In my previous post here I wrote about outliner tools and thinking. The article by Paul Ford I refrences talks about internet pioneer (also creator of the computer mouse, among other inventions) Doug Engelbart, who – as well as inventing the computer mouse – developed one of the first outlining tools, NLS or oNLine System in about 1968.
After Engelbart died in July this year, his friend Ted Nelson wrote about his outliner software and draws our attention to an insight of huge significance to anyone who thinks for a living and uses the web and other machines to help them do it:
“If you attempt to make sense of Engelbart’s design by drawing correspondences to our present-day systems, you will miss the point,” [Nelson] wrote in his own remembrance, “because our present-day systems do not embody Engelbart’s intent. Engelbart hated our present-day systems.” The mouse was only a means to an end: a tool for navigating the two-dimensional space of NLS, which offered the world then-barely–fathomable concepts such as teleconferencing, hypertext, and real-time collaboration—all in order to “augment human intellect,” or make it possible for human beings to think new kinds of thoughts.

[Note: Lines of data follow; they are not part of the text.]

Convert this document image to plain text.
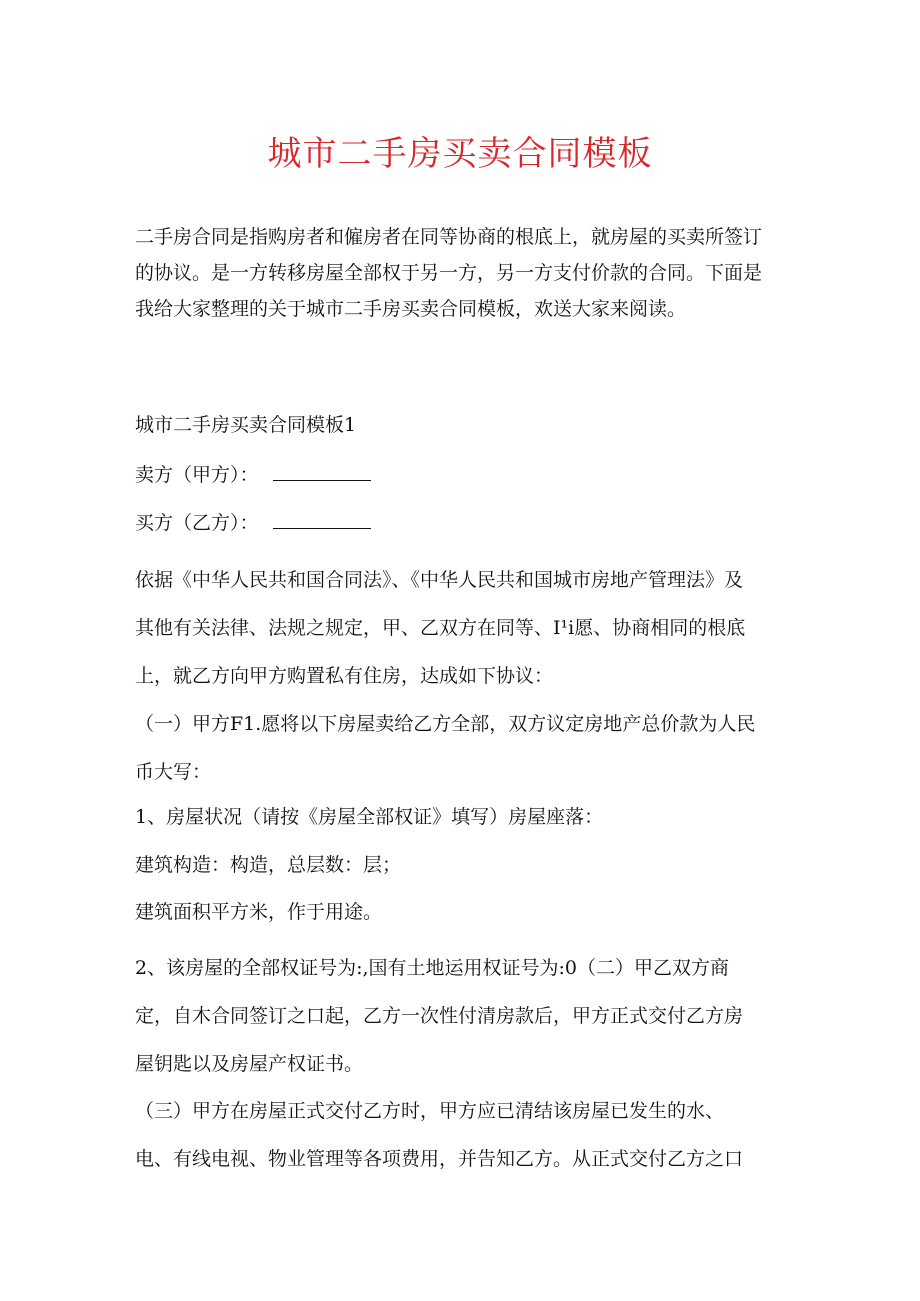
城市二手房买卖合同模板
二手房合同是指购房者和僱房者在同等协商的根底上，就房屋的买卖所签订
的协议。是一方转移房屋全部权于另一方，另一方支付价款的合同。下面是
我给大家整理的关于城市二手房买卖合同模板，欢送大家来阅读。
城市二手房买卖合同模板1
卖方（甲方）：
买方（乙方）：
依据《中华人民共和国合同法》、《中华人民共和国城市房地产管理法》及
其他有关法律、法规之规定，甲、乙双方在同等、I¹i愿、协商相同的根底
上，就乙方向甲方购置私有住房，达成如下协议：
（一）甲方F1.愿将以下房屋卖给乙方全部，双方议定房地产总价款为人民
币大写：
1、房屋状况（请按《房屋全部权证》填写）房屋座落：
建筑构造：构造，总层数：层；
建筑面积平方米，作于用途。
2、该房屋的全部权证号为:,国有土地运用权证号为:0（二）甲乙双方商
定，自木合同签订之口起，乙方一次性付清房款后，甲方正式交付乙方房
屋钥匙以及房屋产权证书。
（三）甲方在房屋正式交付乙方时，甲方应已清结该房屋已发生的水、
电、有线电视、物业管理等各项费用，并告知乙方。从正式交付乙方之口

Engelbart’s demonstration of the early outliner software in 1968 was part of “the Mother of all Demos“. It was filmed by Stewart Brand, who, Paul Ford tells us
…went on to found the Whole Earth Catalog. In the 1984 Whole Earth Software Catalog, Brand wrote as clear an explication of the power of software as ever has been offered: “Software, when it is used at all intensely, comes to feel like an extension of your nervous system. Its habits become your habits. The reason the term ‘personal’ got stuck to these machines is, they become part of your person.”
Then, almost as a postscript, he added: “Buyer beware.”
It’s another – and more immediate – way of articulating that Marshall McLuhan axiom “We shape our tools and then our tools shape us.” When we think in slides, or spreadsheets, or on a whiteboard, or with Artefect cards, or in a mind map, or in an outliner – we think differently – the possibilities, the ideas, the shape of our thoughts is affected by the tools we are using to to explore and express them.
When I see people who think for a living uncritically using whatever tools are put in front of them to do their work I think it is a kind of tragedy. It’s as if a team of athletes were just using standard issue mid-range kit and gear – or if all artists were only allowed to work with HB pencils and A4 printer paper.
Organisations should not expect their people to use the same black box and standard issue “productivity suite” tools to work with. They need to encourage people to seek out, customise and even build or duct tape together their own software, the “extensions of their nervous systems”.
We all need to think about, challenge and play with the tools around us – there are so many – to get our work done. Then we will be able to think further and faster, think new thoughts in new ways.